How does it work?
The basic concept of 360 capture in Unity is similar to 360 capture in the real world: we point the (virtual) camera in many different directions to capture different parts of the scene, and then combine the results into a single 360 degree image. Monoscopic capture is particularly simple: we just point the camera in six directions, up, down, left, right, forward and backwards (cubemap format). The camera is located in exactly the same position for all six. The image below shows capturing a checkered box using a camera located inside the box.
Representing a complete 360 degree environment in a single image faces the same challenge as trying to represent the surface of the Earth on a flat map. The projection used by most tools today is the equirectangular projection. In an equirectangular projection, vertical (y) position gives latitude, while horizontal (x) position gives longitude. This projection is generally avoided by mapmakers because it distorts the area of the poles, making them appear much larger than they actually are; but it is convenient for 360 degree panoramas because it is easy to create an efficient viewer for this format by simply projecting the image onto the inside of a large sphere and placing the viewer inside the sphere.
Note that 360 captures must be very high-resolution, because at any given time, you are only “zooming in” on a small portion of the video (typically 10-20%).

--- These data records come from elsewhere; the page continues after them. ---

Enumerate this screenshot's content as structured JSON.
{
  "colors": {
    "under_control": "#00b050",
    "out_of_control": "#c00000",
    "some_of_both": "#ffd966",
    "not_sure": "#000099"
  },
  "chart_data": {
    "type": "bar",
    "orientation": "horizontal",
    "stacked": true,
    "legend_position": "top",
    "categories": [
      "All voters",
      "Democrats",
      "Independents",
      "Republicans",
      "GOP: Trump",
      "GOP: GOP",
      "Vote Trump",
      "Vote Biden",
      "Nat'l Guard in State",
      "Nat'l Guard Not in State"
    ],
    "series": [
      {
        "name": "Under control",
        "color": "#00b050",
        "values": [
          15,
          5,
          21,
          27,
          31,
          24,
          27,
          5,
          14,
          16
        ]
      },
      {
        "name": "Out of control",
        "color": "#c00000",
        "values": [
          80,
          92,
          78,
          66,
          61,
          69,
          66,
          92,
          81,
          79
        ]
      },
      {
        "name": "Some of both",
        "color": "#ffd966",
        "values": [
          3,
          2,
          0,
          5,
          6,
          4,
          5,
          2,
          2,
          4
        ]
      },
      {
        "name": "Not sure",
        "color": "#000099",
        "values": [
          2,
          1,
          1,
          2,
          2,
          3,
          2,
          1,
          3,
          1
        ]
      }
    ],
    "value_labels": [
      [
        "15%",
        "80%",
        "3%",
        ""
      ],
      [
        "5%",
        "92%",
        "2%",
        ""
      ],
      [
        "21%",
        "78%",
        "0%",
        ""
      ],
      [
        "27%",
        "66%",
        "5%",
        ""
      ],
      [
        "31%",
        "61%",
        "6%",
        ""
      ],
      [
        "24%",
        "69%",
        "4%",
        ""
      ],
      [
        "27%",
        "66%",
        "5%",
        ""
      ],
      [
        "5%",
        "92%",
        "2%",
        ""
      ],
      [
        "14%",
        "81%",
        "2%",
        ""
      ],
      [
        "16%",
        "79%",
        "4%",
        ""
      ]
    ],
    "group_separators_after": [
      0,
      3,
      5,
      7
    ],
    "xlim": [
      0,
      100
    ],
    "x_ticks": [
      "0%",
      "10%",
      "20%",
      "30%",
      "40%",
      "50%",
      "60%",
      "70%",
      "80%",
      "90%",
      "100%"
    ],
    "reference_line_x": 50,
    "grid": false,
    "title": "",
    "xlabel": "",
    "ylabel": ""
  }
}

To roughly match the angular resolution of an Oculus Rift or HTC Vive, 360 captures must be at least 4K pixels wide.
Converting from the captured camera views into the final equirectangular image requires a re-projection operation, which copies pixels from the source images to their correct locations in the target image. This can be done very quickly on GPU using a compute shader; once it’s done, the final image is transferred to the CPU for saving.
Note that in some cases, this simple approach can produce visual artifacts. For example, if a vignette filter is being applied to dim the edges of the view, this will cause the edge of each of the six views to be dimmed, making the edges of the cube visually evident, as shown below. To reproduce such an effect, it would be necessary to remove it during capture, and then add it back while viewing the panorama. Screen-space effects that cause issues like this usually appear in sky and water effects. Other screen-space effects, like bloom or antialiasing, affect the entire view uniformly, and so produce no noticeable artifacts.